En 2004-2005, 32% des visiteurs les citaient au moins partiellement (15% totalement, 17% partiellement), 62% ne les citaient pas, et 6% les niaient (alors qu’ils sont reconnus).

Depuis 1996, le décret R.5122-11 (ancien R. 5047-3) oblige les visiteurs médicaux à remettre au médecin l’avis de la Commission de la transparence (organisme public) émis sur la molécule présentée. En 1998-1999, premières années, 3% des visiteurs le faisaient. En 2004-2005, ils étaient encore 3%.

C'est vrai que cet avis est souvent "saignant", totalement à contre-pied du lyrisme de certains visiteurs. Ainsi, une statine récente, au budget publicité colossal (1 milliard de dollar par an) a obtenu un modeste ASMR V (rien de plus par rapport aux autres statines) à cette fameuse commission.

   

Bon, on ne peut pas demander à un visiteur de démolir son produit au cours d’une présentation. On ne peut pas, non plus,  lui demander de faire la liste de tous les effets secondaires d’une molécule (le plus souvent, le « Vidal » en donne une vingtaine).

  

Pourquoi ?

  

Tout simplement car il faut prendre conscience que ces présentations ne sont que de la publicité. Les visiteurs qui faisaient leur boulot en présentant leur molécule, et non en essayant de la faire prescrire à tout prix sont en voie de disparition.

C’est pourquoi je considère la visite comme du spam, ni plus, ni moins.

Je garde d’excellents rapports avec une poignée de visiteurs, mais je ferme dorénavant (très poliment) la porte aux autres.

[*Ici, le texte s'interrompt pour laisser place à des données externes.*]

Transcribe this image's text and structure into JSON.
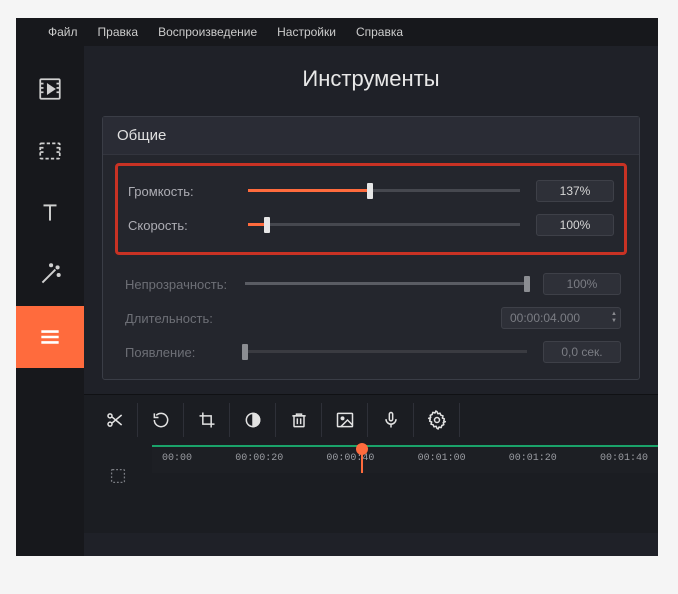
{
  "menu": {
    "file": "Файл",
    "edit": "Правка",
    "playback": "Воспроизведение",
    "settings": "Настройки",
    "help": "Справка"
  },
  "panel": {
    "title": "Инструменты",
    "section": "Общие"
  },
  "rows": {
    "volume": {
      "label": "Громкость:",
      "value": "137%",
      "fill_pct": 45
    },
    "speed": {
      "label": "Скорость:",
      "value": "100%",
      "fill_pct": 7
    },
    "opacity": {
      "label": "Непрозрачность:",
      "value": "100%",
      "fill_pct": 100
    },
    "duration": {
      "label": "Длительность:",
      "value": "00:00:04.000"
    },
    "appearance": {
      "label": "Появление:",
      "value": "0,0 сек.",
      "fill_pct": 0
    }
  },
  "ruler": {
    "ticks": [
      "00:00",
      "00:00:20",
      "00:00:40",
      "00:01:00",
      "00:01:20",
      "00:01:40"
    ]
  },
  "colors": {
    "accent": "#ff6b3d",
    "highlight_border": "#c83224",
    "green": "#1aa36a"
  }
}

Pour les jeunes médecins, « Prescrire » cite quelques ficelles du marketing des nouvelles molécules dans la rubrique « le mot de Gaspard » (également en accès libre)..

Amusez vous à les repérer dans votre pratique quotidienne !

- Multiplication des indications

- Création de produits successeurs

- Sensibilisation à la maladie avant lancement (c’est ma préferrée)

- Reformulation (nouvelles galéniques)

- Maximisation du brevet

- Pénétration de la clientèle (par le biais de services d’aide à l’observance, ou d’associations de malades).